Guest threw himself into the Republican struggle. In a letter home from Spain, Guest wrote: “I have…a lively desire to explore whole fields of theoretical work, mathematical, physical, logical … but of course, this is not possible now – today the struggle”. Despite Guest’s “thin and emancipated” body, his friend, Bill Davison of Battersea, reported that “he had some guts, did Dave”. Rhonnda miner, Billy Griffiths, stated that he performed “Herculean tasks” in the fighting.
In July 1938, at the battle of Ebro, the British Battalion was ordered to take Hill 481, known to the men as `The Pimple’; they got within a few metres of well-fortified positions on the summit before, over the next six days, these brave attempts by the Battalion to take the Hill were repulsed. It was during this battle that Guest was killed.
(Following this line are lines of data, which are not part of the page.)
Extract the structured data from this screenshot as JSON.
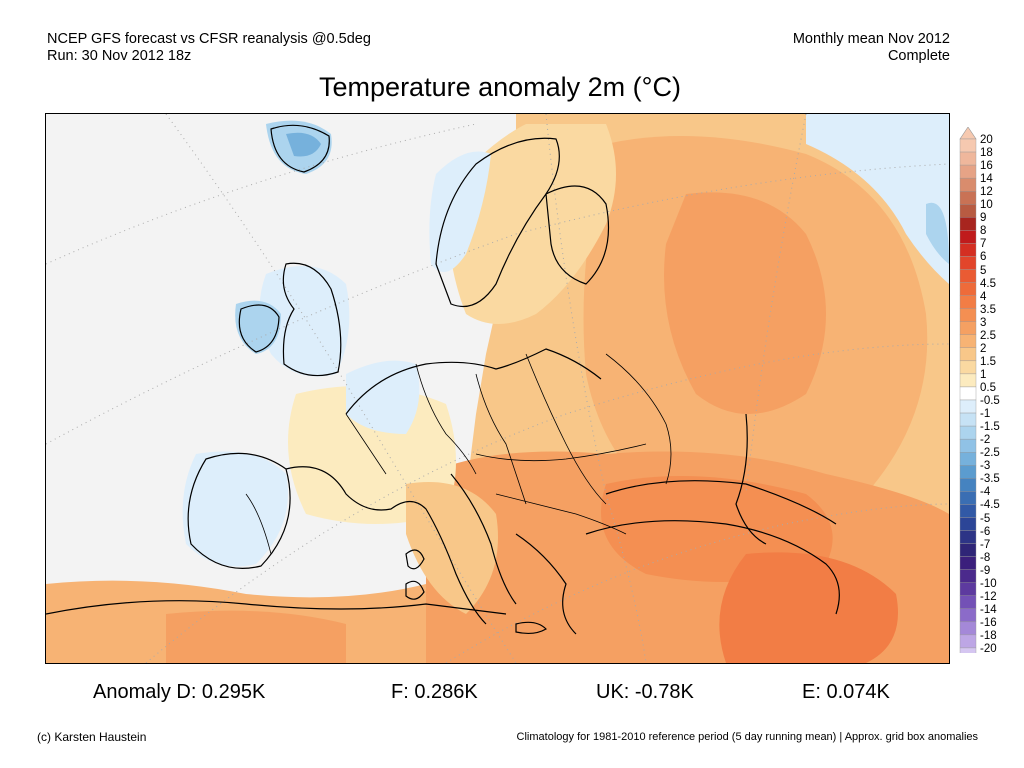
{
  "header": {
    "line1_left": "NCEP GFS forecast vs CFSR reanalysis @0.5deg",
    "line2_left": "Run: 30 Nov 2012 18z",
    "line1_right": "Monthly mean Nov 2012",
    "line2_right": "Complete"
  },
  "title": "Temperature anomaly 2m (°C)",
  "colorbar": {
    "labels": [
      "20",
      "18",
      "16",
      "14",
      "12",
      "10",
      "9",
      "8",
      "7",
      "6",
      "5",
      "4.5",
      "4",
      "3.5",
      "3",
      "2.5",
      "2",
      "1.5",
      "1",
      "0.5",
      "-0.5",
      "-1",
      "-1.5",
      "-2",
      "-2.5",
      "-3",
      "-3.5",
      "-4",
      "-4.5",
      "-5",
      "-6",
      "-7",
      "-8",
      "-9",
      "-10",
      "-12",
      "-14",
      "-16",
      "-18",
      "-20"
    ],
    "colors": [
      "#f6c9b0",
      "#efb79c",
      "#e6a386",
      "#d98c6d",
      "#c97255",
      "#b85b42",
      "#a8251f",
      "#c01b1c",
      "#d42f22",
      "#e2452b",
      "#ea5b33",
      "#ee6b3a",
      "#f27d45",
      "#f48f52",
      "#f5a062",
      "#f7b374",
      "#f8c789",
      "#fad9a1",
      "#fcebbf",
      "#ffffff",
      "#ddeefb",
      "#c6e2f5",
      "#acd4ee",
      "#90c2e6",
      "#76b1dc",
      "#5b9ccf",
      "#4583c0",
      "#3a6eb3",
      "#3159a6",
      "#2c4597",
      "#2d3486",
      "#2f2577",
      "#3b1f7c",
      "#4b2a8c",
      "#5d3a9f",
      "#7351b6",
      "#8b6bc9",
      "#a488d8",
      "#bda6e5",
      "#d5c6f1"
    ]
  },
  "map_colors": {
    "neutral": "#f3f3f3",
    "land_warm1": "#fcebbf",
    "land_warm2": "#fad9a1",
    "land_warm3": "#f8c789",
    "land_warm4": "#f7b374",
    "land_warm5": "#f5a062",
    "land_warm6": "#f48f52",
    "land_warm7": "#f27d45",
    "cold1": "#ddeefb",
    "cold2": "#acd4ee",
    "cold3": "#76b1dc",
    "coast": "#000000",
    "gridline": "#aaaaaa"
  },
  "stats": {
    "anomaly_d": "Anomaly D: 0.295K",
    "f": "F: 0.286K",
    "uk": "UK: -0.78K",
    "e": "E: 0.074K"
  },
  "footer": {
    "copyright": "(c) Karsten Haustein",
    "note": "Climatology for 1981-2010 reference period (5 day running mean) | Approx. grid box anomalies"
  }
}
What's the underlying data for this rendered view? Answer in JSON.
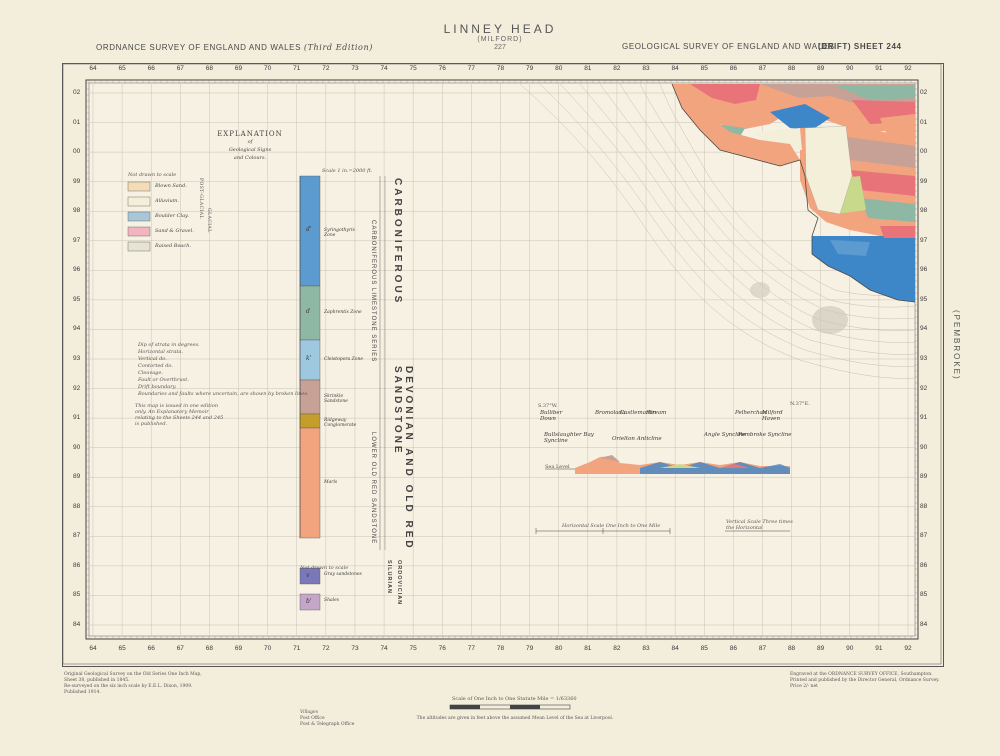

After his death, notes he had made while lecturing at the Marx Memorial Workers' School were published as `A Text Book of Dialectical Materialism in 1939. His sister, Angela, who had also served in the International Brigade in Spain, became a doctor in 1945 and worked for the World Health Organisation, but was tragically killed in a car crash in Africa in 1965.
Sources: Jim Fryth `The signal was Spain’; N Branson `History of CPGB (1927-1941); Francis Beckett `Enemy Within’; J Hopkins `Into the Heart of the fire’; M Squires `Aid to Spain in Battersea’; David Guest “Reasons for my decision”; Carmel Haden Guest (ed) `A scientist fights for freedom - a memorial’.